The health of the ocean and our future prosperity are intrinsically linked

Authors: Phil James, Eliza Northrop and Ben Milligan
Directors, GOAP Secretariat, UNSW Centre for Sustainable Development Reform

Many millions of people rely on the ocean for their livelihoods, sustenance, culture, and community connection. But ocean resources are being stretched to the breaking point—through impacts like overfishing and plastic waste—while simultaneously facing the twin crises of climate change and biodiversity loss.

The resulting urgency for sustainable ocean development has been recognised in major global frameworks, including the 2030 Agenda for Sustainable Development, Paris Agreement on Climate Change, and targets in the Kunming-Montreal Global Biodiversity Framework (GBF). Now at the halfway point of the UN Ocean Decade, it is time for the decisions and actions that will deliver sustainable development, healthy oceans, thriving ocean communities and a liveable climate.

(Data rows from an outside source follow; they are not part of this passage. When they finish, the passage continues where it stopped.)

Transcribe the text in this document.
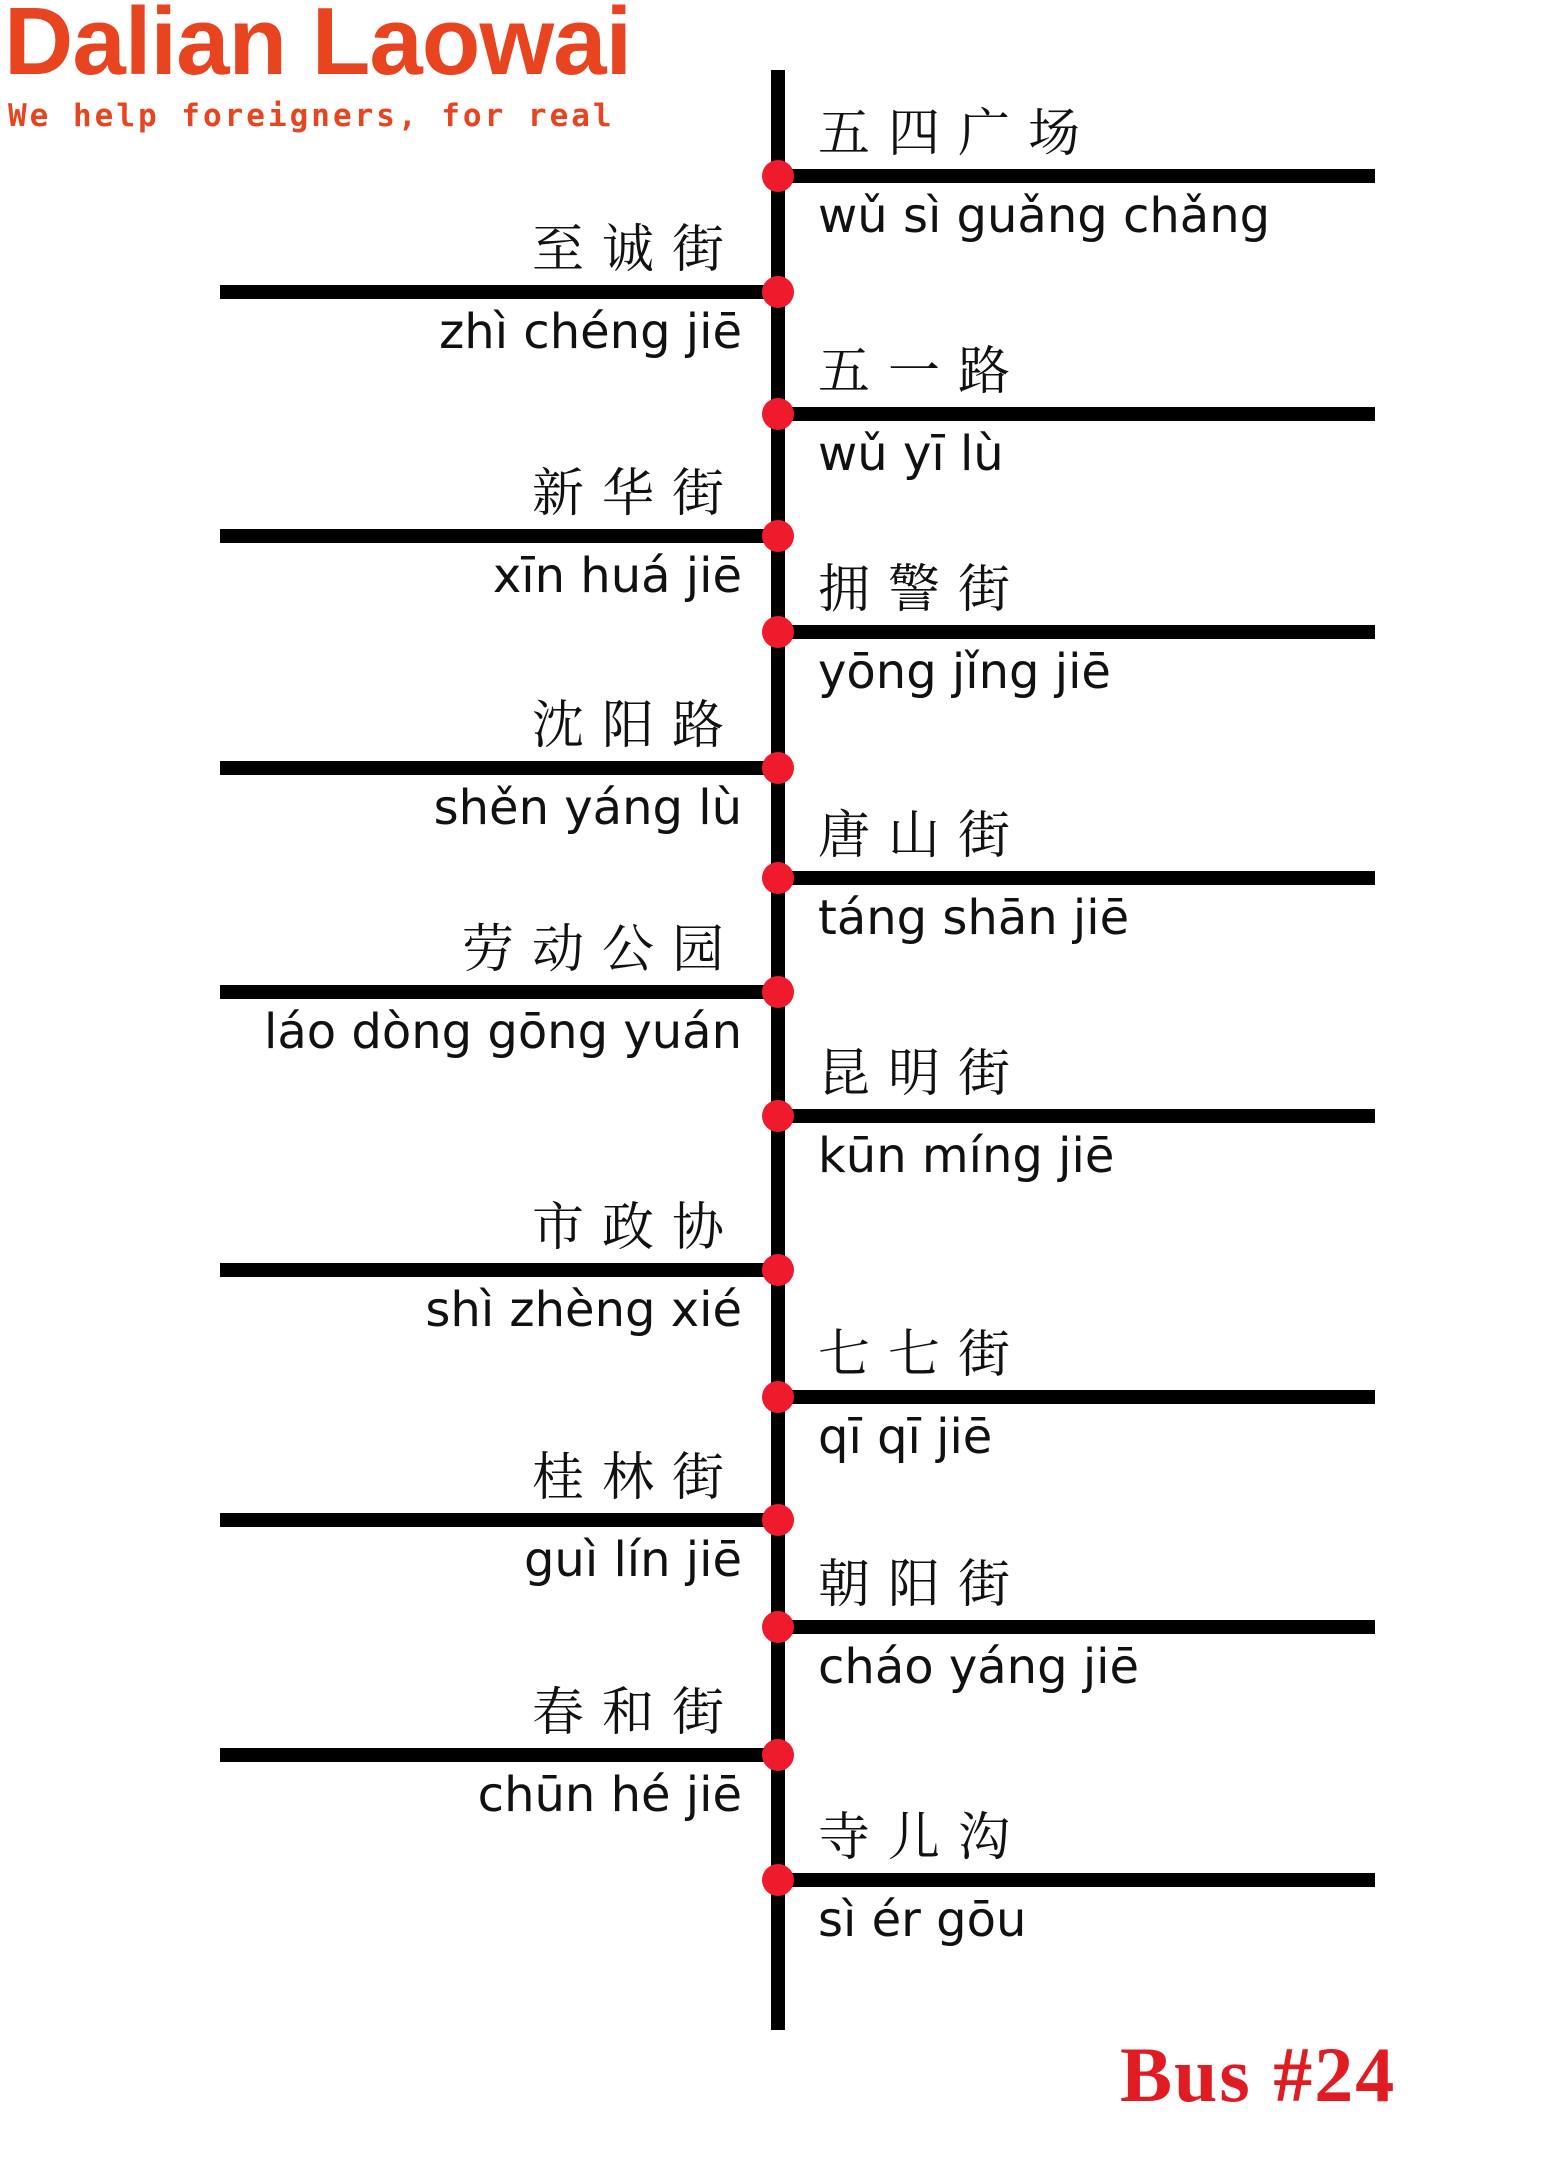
Dalian Laowai
We help foreigners, for real	五四广场
wǔ sì guǎng chǎng
至诚街
zhì chéng jiē
五一路
wǔ yī lù
新华街
xīn huá jiē 拥警街
yōng jǐng jiē
沈阳路
shěn yáng lù 唐山街
táng shān jiē
劳动公园
láo dòng gōng yuán
昆明街
kūn míng jiē
市政协
shì zhèng xié
七七街
qī qī jiē
桂林街
guì lín jiē 朝阳街
cháo yáng jiē
春和街
chūn hé jiē
寺儿沟
sì ér gōu
Bus #24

2025 Global Ocean Accounts Partnership (GOAP) Progress Report

Sustainable ocean management requires seeing the ocean more clearly—hearing from those who depend on it, monitoring changes and evaluating how our management influences it. GOAP's role is to help make that clarity possible through data, collaboration, and systems that endure.

People and Environment Connected

Ocean accounts are fundamentally about people, the economy and the environment on which they depend. Ocean accounting is not just a method for organising and integrating information, but a way to bring visibility to the connections between human wellbeing, ecosystem health, and economic sustainability. It has been connection and collaboration—across individuals, sectors, regions, and disciplines—that has driven GOAP's progress from the start.

Global Progress in Action

The new 2025 GOAP Progress Report documents how countries across regions are moving from concept to implementation. From advanced account implementations in Indonesia and Vietnam to pioneering social accounts in Mozambique, and Costa Rica's world-first integrated ocean accounts, accounts that are transforming marine governance—this is global action.

This progress in embedding ocean values in planning and decision-making is reflected in GOAP’s compelling numbers: 44 member organisations from 23 countries, 36 ocean accounting datasets compiled, and 33 countries undertaking ocean accounting initiatives within GOAP.

Future solutions

Looking ahead, the pathway forward for GOAP is both ambitious and achievable: a world where ocean accounts are part of how countries govern the ocean—informing policy, enabling investment, strengthening accountability, while supporting a just transition to a sustainable future.

We envision a future where national ocean accounts are not isolated exercises but embedded in the institutions and global frameworks that shape long-term development. Where they inform how ocean spaces are planned, how public finance is prioritised, and how the benefits and costs of ocean use are understood and shared.

By 2030, we aim to see ocean accounting used not only to monitor the state of the ocean, but to shape decisions that balance economic development with environmental sustainability and social equity.

Our vision is for ocean accounts to be at the core of realising a healthy future for ocean, people, and planet.We look  forward to continuing to work with countries and institutions worldwide, building on the partnerships and collaborations that have defined GOAP from the outset.